If you want to see what happens when you try to produce a 1980s sitcom in the Naughties, check out BACK TO YOU. It's James Burrow's new sitcom, a vehicle for Kelsey Grammer (CHEERS, FRASIER) and Patricia Heaton (the wife in EVERYBODY LOVES RAYMOND). The jokes are not necessarily predictable, but unsurprising and unrevelatory. Grammer's character, a pompous girl-chasing blowhard with heart, has no real edge. Neither does Heaton's. It's the kind of show where if you actually do laugh, you hate yourself immediately afterwards.
Also, it's a premise pilot. The show was very much showing that. Do we really need everything explained to us? The BACK TO YOU pilot, as far as I'm concerned, is Exhibit A for why we don't love premise pilots any more. The premise is that Grammer's character worked with Heaton's character, then went on to greener pastures, then screwed up and returned to Pittsburg. So guess what? We need a scene of them in wigs, working together. Then the scene of Grammer screwing up. Then a big scene of Grammer returning and meeting everyone.
Oh, come on.
(Oh, and, we heard "Come on" a lot. There were a LOT of handles in the dialogue. Look! Come on! And a lot of sighs. Boy do I hate sighs. They just let all the air out of a scene.)
SEINFELD'S famous rule was "no hugs, no learning." There was an awful lot of learning on this episode, and even a hug.
So: if you'd like to see a lot of VERY talented people deliver an overcooked burger on a stale bun, check out BACK TO YOU.
BACK TO YOU premiered Wednesday on Fox and Global.
Labels: watching tv
8 Comments:
Premise pilots are bad? Hm. Is that a universal rule now? Because I can think of some instances where a premise pilot worked splendidly. Firefly, for example.
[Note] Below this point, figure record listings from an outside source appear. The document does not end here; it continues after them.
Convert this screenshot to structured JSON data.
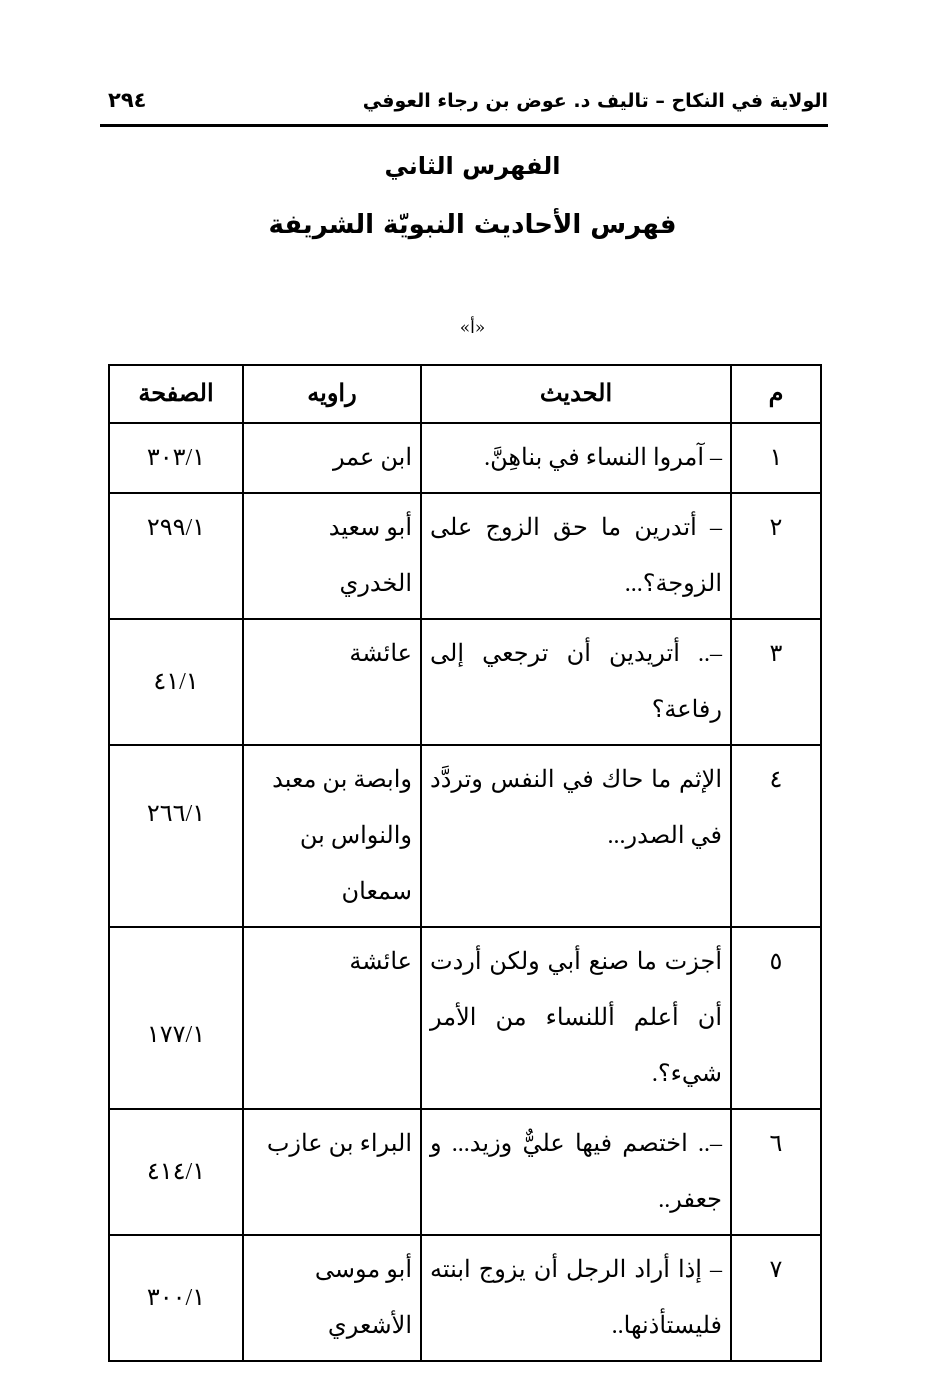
{
  "header": {
    "running_title": "الولاية في النكاح – تاليف د. عوض بن رجاء العوفي",
    "page_number": "٢٩٤"
  },
  "titles": {
    "index_name": "الفهرس الثاني",
    "index_subject": "فهرس الأحاديث النبويّة الشريفة",
    "letter_heading": "«أ»"
  },
  "table": {
    "columns": [
      "م",
      "الحديث",
      "راويه",
      "الصفحة"
    ],
    "rows": [
      {
        "num": "١",
        "hadith": "– آمروا النساء في بناهِنَّ.",
        "narrator": "ابن عمر",
        "page": "٣٠٣/١"
      },
      {
        "num": "٢",
        "hadith": "– أتدرين ما حق الزوج على الزوجة؟...",
        "narrator": "أبو سعيد الخدري",
        "page": "٢٩٩/١"
      },
      {
        "num": "٣",
        "hadith": "–.. أتريدين أن ترجعي إلى رفاعة؟",
        "narrator": "عائشة",
        "page": "٤١/١"
      },
      {
        "num": "٤",
        "hadith": "الإثم ما حاك في النفس وتردَّد في الصدر...",
        "narrator": "وابصة بن معبد والنواس بن سمعان",
        "page": "٢٦٦/١"
      },
      {
        "num": "٥",
        "hadith": "أجزت ما صنع أبي ولكن أردت أن أعلم أللنساء من الأمر شيء؟.",
        "narrator": "عائشة",
        "page": "١٧٧/١"
      },
      {
        "num": "٦",
        "hadith": "–.. اختصم فيها عليٌّ وزيد... و جعفر..",
        "narrator": "البراء بن عازب",
        "page": "٤١٤/١"
      },
      {
        "num": "٧",
        "hadith": "– إذا أراد الرجل أن يزوج ابنته فليستأذنها..",
        "narrator": "أبو موسى الأشعري",
        "page": "٣٠٠/١"
      }
    ]
  }
}
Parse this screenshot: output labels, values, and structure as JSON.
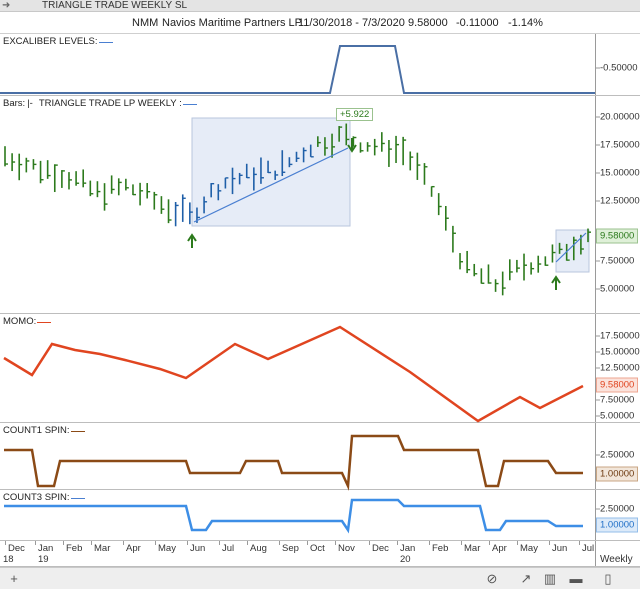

Except the network didn't AIR the premise pilot. They insisted Joss write a new episode. Hence "The Train Job."
Also, that was a two hour pilot. If you go with the double-length pilot, it has room to do its pilot work and still breathe.
Oh, and, much as I love FIREFLY, it's not a good example of anything, is it? It was cancelled after 11 episodes.
Anyway, yes, there are premise pilots still. But try to avoid them where possible.
The pilot I just wrote is a premise pilot, 'cause inescapable. The pilot I wrote before that wasn't, because it didn't have to be.
Alex, I enjoyed reading your comments, as I had just read Ken Levine's thoughts on the pilot and agreed more with you. I think he's right that there were a few scattered bits that were well-executed, but it was all recycled nonsense otherwise.
Can't wait for the teleprompter gags.
Ken Levine, as you know, gives a very positive review of the show on his blog. I haven't seen it, but I think I you probably ten to agree with you, Alex. I find I have difficulty watching these traditional multi-camera shows, now, unless it's something like a Seinfeld rerun. I just can't stand the forced set-up-then-insert-joke-here humour that so many of them have, nowadays. To me, the first time I watched Larry Sanders, I realized what a sitcom COULD be. To me, that's the future of comedy on television.
While I haven't seen Back To You, and probably won't, I do have to wonder about how writers should take "No hugs, no learning." Is that phrase a new general principle of how TV should be? Or is it something specific to the show?
For instance, Battlestar Galactica is distanced from the older version by setting a rule: No funny-looking aliens. And that rule helps set the aesthetic for the show. The fact that BSG follows the rule, however, doesn't imply that all sci-fi shows now must eschew the blue bug-eyed alien type.
So are today's sitcom viewers inherently opposed to the "hug and cry and learn and grow" format that dominated when the biggest sitcom stars were Gary Coleman and Charlotte Rae? Or is it possible to choose that and do it well?
Oh, come on. It’s only the pilot and you are comparing it to Seinfeld. That seems fair. Can we please give it at least four, just four, shows before we start trashing it. The pilot was fine. Not great, not good, just fine. Let them get their sea legs, please.
And Fox didn’t air the “Firefly” pilot and that was wrong. That’s why the series had no shot with the uninitiated public.
You sort of just have to get over the pilot episode of any sitcom these days.
There's not a lot of shows I've watched from Day 1. And most of the ones I do - I don't stick with until the end.
Saw the pilot of the USA version of the office recently (which I'd never seen before) - it wasn't spectacular. really, the show came into its own in the 2nd season. glad they didn't cancel it.